Deep Sky

The image came to her almost at once—much more easily and vividly than it normally could have. She saw it from her own point of view as it’d been in that moment, just passing through the office doorway, her shoe scuffing the tile and making her father flinch. She froze the image just like that, in the instant before he closed the map.

 

The Tap was a hell of a thing. The memory image hovered in front of her like a projection, as complete and accurate as a high-res photo of that moment would’ve been.

 

But this capability wasn’t what made the Tap special. If it had been, she would’ve come up empty: at this range she couldn’t read any of the map’s labels. Not the street names. Certainly not the town’s name, if one was there. She could resolve only a road running north and south, and a modest grid of streets clumped along the middle of its length. A few lesser roads strayed off left and right from the bunch. It could’ve been any of a hundred thousand small towns in the world. The image told her nothing.

 

She allowed the memory to slip forward in time. The desk and computer began to grow in her field of view as she advanced into the room.

 

Then her father’s hand moved on the mouse, and the map vanished—its clarity had improved hardly at all.

 

She froze the image again, then let it begin to run backward. Her viewpoint drifted away toward the door behind her. The map popped onto the screen again. Now came the doorway’s edge, sliding into her view from the side. With it came the scuff of her foot, sounding eerie in both reverse and slow motion. She pulled back all the way into the corridor and kept going, retreating to maybe five seconds before she’d entered the room. She knew from experience that if she wanted to, she could play the memory stream forward or backward at just about any speed she could make sense of. It was scarcely different from rewinding or fast-forwarding a video file. She could plunge back through a spastic wash of images at an hour per second, skim through a day in less than half a minute, then slow down and dial in on anything she wanted to see. Every split second of it would be rich with photo-accurate detail. Every moment of her life was there to be revisited and studied. It should’ve been impossible—with even her passing grasp of neuroscience she knew that. Human memory was good, but not this good. However adept the Tap was at pulling information from her brain, this much information shouldn’t have been there to begin with. The Tap was a hell of a thing.

 

Yet this function was still not what made it special—or difficult to accept as possible. Not by a country mile on either score.

 

Paige let the image freeze again.

 

Five seconds from the open doorway. Out of sight beyond it, her father was staring at Carrie Holden and the map, unaware of Paige’s approach in the corridor.

 

Perfect.

 

To use the Tap’s real selling point, all she had to do now was wait. The controls were simple and intuitive. A few seconds passed, the memory still frozen, and then she began to feel her feet beneath her. She was hovering in the void, but her feet tingled as if they could sense the ground half an inch below them.

 

She willed herself to drop, and felt her shoes connect solidly with the surface.

 

In that instant the memory came to life.
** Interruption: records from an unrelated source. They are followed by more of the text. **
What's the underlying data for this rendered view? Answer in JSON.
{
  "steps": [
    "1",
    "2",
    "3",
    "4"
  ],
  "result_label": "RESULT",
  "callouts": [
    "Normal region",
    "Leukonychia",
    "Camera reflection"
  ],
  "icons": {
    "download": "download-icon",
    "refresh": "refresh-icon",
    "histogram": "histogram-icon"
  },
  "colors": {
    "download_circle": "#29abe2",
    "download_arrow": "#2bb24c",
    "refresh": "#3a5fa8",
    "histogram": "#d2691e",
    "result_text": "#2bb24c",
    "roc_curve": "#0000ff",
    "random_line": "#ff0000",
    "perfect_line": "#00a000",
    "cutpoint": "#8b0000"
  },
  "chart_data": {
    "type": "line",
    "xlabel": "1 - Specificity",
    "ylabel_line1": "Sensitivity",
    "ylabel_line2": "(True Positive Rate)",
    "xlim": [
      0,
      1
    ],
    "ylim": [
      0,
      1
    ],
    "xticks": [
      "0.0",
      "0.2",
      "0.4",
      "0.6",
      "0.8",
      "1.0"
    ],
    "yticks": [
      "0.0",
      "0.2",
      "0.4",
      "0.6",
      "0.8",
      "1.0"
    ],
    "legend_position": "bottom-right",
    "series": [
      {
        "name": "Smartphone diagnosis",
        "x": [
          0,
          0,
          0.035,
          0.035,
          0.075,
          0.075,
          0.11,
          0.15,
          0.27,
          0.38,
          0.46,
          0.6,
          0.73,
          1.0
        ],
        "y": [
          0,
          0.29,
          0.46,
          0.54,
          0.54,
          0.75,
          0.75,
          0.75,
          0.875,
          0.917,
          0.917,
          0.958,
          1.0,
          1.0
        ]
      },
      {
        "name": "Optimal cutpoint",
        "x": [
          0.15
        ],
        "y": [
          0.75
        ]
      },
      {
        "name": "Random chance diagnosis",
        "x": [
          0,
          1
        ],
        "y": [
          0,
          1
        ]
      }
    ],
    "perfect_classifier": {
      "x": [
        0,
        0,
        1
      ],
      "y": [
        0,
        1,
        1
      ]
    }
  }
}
It was no longer an image in front of her—it was a world around her: the hallway and the fluorescent lights and the hum of air exchangers and the trace smell of cleaning solution on the floor. Her body was there too, propelled forward by its own momentum—she’d been mid-stride at this point in the memory. The movement almost threw her off balance as she came to a stop. She put out one hand and caught the wall, and silently halted herself two feet short of the doorway.

 

To all of her senses she was really standing here, in this moment that was five years gone. Her father was really in the next room, just beyond the edge of this doorway. The Tap let you relive memories exactly as they’d been—but that still wasn’t what made it special.

 

What made it special was that it let you relive them as they hadn’t been.

 

Paige moved forward into the doorway.

 

She took care not to let her shoe scuff the floor.

 

She saw her father seated at the desk, staring at the map and the picture of Carrie. He had no idea Paige was there.

 

She took a step into the room. Then another.

 

He sat there, adrift in his thoughts, eyes fixed on the screen.

 

Another step, and another.

 

She could see the map more clearly now than before. She was closer to it than she’d gotten in real life.

 

Another step.

 

Still not close enough to resolve the words on the screen.